The Illinois Commerce Commission is also reviewing the ComEd agreements, according to the utility.
The data centers will be served exclusively under ComEd’s state jurisdictional retail tariff and won’t take transmission service under the PJM Interconnection’s tariff, the utility said. ComEd said it filed the TSAs for FERC’s approval because their “provisions may be construed as affecting rates and practices for FERC jurisdictional transmission service.”
FERC should defer ruling on the TSAs until after the ICC makes a decision on ComEd’s proposed rules for interconnecting large loads, the AG’s office said. The ICC has a May 14 deadline to issue an order in the case.
Pointing to Chang’s comments in the PECO decision, the AG’s office said FERC should require ComEd and the data center companies to address whether they will fully pay for the costs caused by their projects and whether the “higher of” policy — which aims to ensure interconnection customers don’t increase costs for existing customers — or another policy, such as a Contribution in Aid of Construction model, should be included in ComEd’s agreements to recover transmission facility costs.

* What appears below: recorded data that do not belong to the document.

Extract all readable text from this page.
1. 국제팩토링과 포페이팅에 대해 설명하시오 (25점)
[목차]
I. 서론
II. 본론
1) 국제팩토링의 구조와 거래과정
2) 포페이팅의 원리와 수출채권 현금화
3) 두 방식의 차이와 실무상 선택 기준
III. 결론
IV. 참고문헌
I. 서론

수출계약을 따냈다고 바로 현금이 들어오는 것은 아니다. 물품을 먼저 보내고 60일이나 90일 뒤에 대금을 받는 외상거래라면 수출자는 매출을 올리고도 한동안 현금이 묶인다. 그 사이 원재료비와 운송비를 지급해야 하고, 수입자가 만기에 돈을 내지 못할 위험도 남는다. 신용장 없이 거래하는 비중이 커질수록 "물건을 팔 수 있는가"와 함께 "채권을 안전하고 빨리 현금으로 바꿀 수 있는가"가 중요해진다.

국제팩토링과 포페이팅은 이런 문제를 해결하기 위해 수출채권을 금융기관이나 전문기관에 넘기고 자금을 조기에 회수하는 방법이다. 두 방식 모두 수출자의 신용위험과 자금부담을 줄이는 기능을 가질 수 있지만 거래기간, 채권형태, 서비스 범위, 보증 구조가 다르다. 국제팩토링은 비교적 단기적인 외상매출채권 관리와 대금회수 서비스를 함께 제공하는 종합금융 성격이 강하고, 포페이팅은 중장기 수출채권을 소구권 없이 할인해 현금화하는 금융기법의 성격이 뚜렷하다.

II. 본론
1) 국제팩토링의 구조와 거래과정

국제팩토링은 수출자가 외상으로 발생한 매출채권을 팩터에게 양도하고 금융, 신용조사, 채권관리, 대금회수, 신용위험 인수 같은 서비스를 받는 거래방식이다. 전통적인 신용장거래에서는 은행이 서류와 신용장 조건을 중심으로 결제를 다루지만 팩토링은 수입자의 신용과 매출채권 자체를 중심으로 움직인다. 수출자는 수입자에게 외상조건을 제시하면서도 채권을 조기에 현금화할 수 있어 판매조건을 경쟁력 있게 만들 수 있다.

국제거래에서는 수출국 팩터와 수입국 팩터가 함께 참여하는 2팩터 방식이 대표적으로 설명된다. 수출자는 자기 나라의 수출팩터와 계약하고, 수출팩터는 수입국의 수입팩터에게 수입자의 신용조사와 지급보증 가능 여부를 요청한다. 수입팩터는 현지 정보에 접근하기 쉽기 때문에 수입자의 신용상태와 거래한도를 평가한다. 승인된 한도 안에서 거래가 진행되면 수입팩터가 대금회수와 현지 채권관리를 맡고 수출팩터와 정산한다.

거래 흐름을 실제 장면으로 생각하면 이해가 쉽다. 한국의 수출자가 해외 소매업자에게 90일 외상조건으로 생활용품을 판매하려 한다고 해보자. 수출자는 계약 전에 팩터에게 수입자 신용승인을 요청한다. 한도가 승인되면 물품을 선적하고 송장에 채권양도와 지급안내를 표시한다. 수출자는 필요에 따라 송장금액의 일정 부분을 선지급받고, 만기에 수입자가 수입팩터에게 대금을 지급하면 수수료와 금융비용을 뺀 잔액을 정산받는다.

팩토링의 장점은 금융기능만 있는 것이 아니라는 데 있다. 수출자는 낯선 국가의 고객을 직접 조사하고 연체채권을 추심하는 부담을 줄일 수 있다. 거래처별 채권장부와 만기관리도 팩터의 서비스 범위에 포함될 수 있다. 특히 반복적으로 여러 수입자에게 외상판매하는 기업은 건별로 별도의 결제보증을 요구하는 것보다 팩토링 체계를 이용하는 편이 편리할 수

Separately, Michigan Attorney General Dana Nessel on Friday asked the Michigan Public Service Commission to reconsider its mid-December decision to conditionally approve contracts for DTE Electric to serve a 1.4-GW data center planned by OpenAI, Oracle and Related Digital.
Nessel said she wants a contested case hearing to review the “heavily redacted” special contracts for the data center, verify DTE’s claims ratepayers will see affordability benefits from the project and ensure that the data center won’t increase electric rates for existing customers.